Stellantis rassicura e dettaglia il futuro di Alfa Romeo, attraverso un programma che "è già ben delineato, con i prossimi 5 anni che sono stati blindati e finanziati". Lo ha detto Jean-Philippe Imparato (nella foto), il manager francese, con origini campane, chiamato da Carlos Tavares a guidare Alfa Romeo, forte dei successi ottenuti con Peugeot. E con precise indicazioni: tutelare il valore mondiale del marchio premium e puntare alla redditività, non alle quote. Prossimo importante lancio sarà quello del suv Tonale, che sarà anche ibrido plug-in "sfruttando la migliore tecnologia del gruppo". Imparato, al riguardo, ha detto che "ci saranno anche altri motori" ed ha anticipato che la presentazione "avverrà nel marzo del 2022 e che il lancio commerciale sarà a giugno, dopo la Festa della Repubblica".

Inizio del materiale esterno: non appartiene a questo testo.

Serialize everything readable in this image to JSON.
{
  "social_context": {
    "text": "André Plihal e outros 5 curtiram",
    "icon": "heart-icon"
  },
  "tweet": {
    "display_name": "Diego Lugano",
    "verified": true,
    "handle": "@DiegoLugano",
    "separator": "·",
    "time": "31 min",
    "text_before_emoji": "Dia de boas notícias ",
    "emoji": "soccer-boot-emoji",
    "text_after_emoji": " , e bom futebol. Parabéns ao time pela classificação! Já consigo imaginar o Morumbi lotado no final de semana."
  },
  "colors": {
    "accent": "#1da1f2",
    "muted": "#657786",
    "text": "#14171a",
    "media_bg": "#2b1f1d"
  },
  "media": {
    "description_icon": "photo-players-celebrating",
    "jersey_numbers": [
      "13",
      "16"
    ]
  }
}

Imparato ha poi sottolineato che le piattaforme elettriche di Stellantis "promettono molto bene, con autonomie superiori a 700 km". E se "a lungo termine le auto del gruppo del segmento D ed E saranno costruite sulla nuova piattaforma Stella Large – ha detto il manager francese – la piattaforma Giorgio (cioè quella su cui sono nate Giulia e Stelvio) è localizzata a Cassino. Le future Alfa saranno fatte su Giorgio, mantenendo le prestazioni e le caratteristiche della marca anche con l’elettrificazione". E per non lasciare dubbi ha aggiunto: "L’anima di Alfa resta fortemente italiana, come il 90% delle persone che ci lavorano. I francesi qui sono solo due, e uno sono io".